The combine will be his only opportunity to sell rooms full of executives on his first-round viability, something that has come into question after a frustrating senior season. Though Barkley threw for 3,273 yards and 36 touchdowns in 2012, he also threw 15 interceptions, most of which came when trying to fit his passes in tight windows.
That's led some scouts and pundits to assess Barkley's arm strength as deficient. According to the Tampa Bay Times' Rick Stroud, Barkley went about dispelling that "weak arm" notion on Friday:
The criticisms of Barkley's arm strength have been a little overstated. He's not a noodle-armed, Chad Pennington-type who cannot complete a pass longer than 25 yards down the field.
Still, the assessments aren't entirely inaccurate. No one is going to confuse him with a future Joe Flacco, as he lacked the ability to make defenses respect long, downfield passes. Bleacher Report NFL draft lead writer Matt Miller has compared Barkley to Minnesota Vikings quarterback Christian Ponder (in the video embedded above), and I agree with that assessment.
He's never going to thrive in a system that predicates stretching the field—which is what essentially rules him out at No. 8 for the Arizona Cardinals—but he could thrive in a West Coast scheme.
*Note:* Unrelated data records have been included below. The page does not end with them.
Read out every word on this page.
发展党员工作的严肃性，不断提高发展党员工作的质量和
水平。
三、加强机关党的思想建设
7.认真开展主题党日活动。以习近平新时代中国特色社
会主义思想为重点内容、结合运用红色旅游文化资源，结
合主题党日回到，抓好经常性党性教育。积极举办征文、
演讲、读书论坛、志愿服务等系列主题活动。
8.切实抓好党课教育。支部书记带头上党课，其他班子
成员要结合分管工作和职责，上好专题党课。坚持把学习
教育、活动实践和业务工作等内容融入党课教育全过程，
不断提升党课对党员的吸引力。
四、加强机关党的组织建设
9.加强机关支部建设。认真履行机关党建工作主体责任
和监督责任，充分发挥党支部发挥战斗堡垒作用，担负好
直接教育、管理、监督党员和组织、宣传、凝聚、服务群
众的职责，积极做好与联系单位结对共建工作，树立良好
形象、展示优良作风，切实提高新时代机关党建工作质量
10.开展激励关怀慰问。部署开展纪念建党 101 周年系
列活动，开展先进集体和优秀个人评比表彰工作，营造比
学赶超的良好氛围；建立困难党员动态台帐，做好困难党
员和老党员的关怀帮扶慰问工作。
But if Barkley shows he's at 100 percent at his pro day and surprises scouts with his recovery, then he may still wind up with a first-round grade.
Collin Klein Will Be Asked to Workout With Tight Ends, Is Hesitant to Accept Invite
Former Kansas State quarterback Collin Klein was good enough to be a Heisman Trophy finalist last season, but there have been serious questions about his viability under center in the NFL.
Questions about his arm strength, throwing motion and accuracy all followed him into the draft process, and his play in the East-West Shrine Game did not help matters. Klein completed just 5-of-13 passes for 43 yards and an interception, as his timing just seemed off when lining up under center.
That's led many to speculate whether Klein's ultimate professional destiny is away from the quarterback position. Listed at 6'5" and 225 pounds in Kansas State's official profile, Klein has the size and bulk to play other positions—particularly tight end.
And according to NFL.com's Dan Hanzus, teams would like him to do just that. He will be asked to work out with the tight ends in attendance on Saturday, though it's an invitation Klein does not have to accept.
Based on his quote Friday, it seems like Klein is dead-set on playing quarterback at the next level.
"That's my heart," Klein said (per NFL.com). "I know I have the tools to do that, and I know I bring a lot to the team at that position. That's what I want to do."
Though they are two different players, one cannot help but draw comparisons between Klein and Tim Tebow. Many speculated that Tebow would be better off switching positions prior to the 2010 draft, but he stuck to his guns and was ultimately drafted in the first round by Denver.
No evaluator has Klein close to that level, but all it takes is one team to believe in him as a quarterback. If Klein is encouraged by his conversations with teams, don't be shocked if he continues to be hesitant about participating in tight end drills this weekend.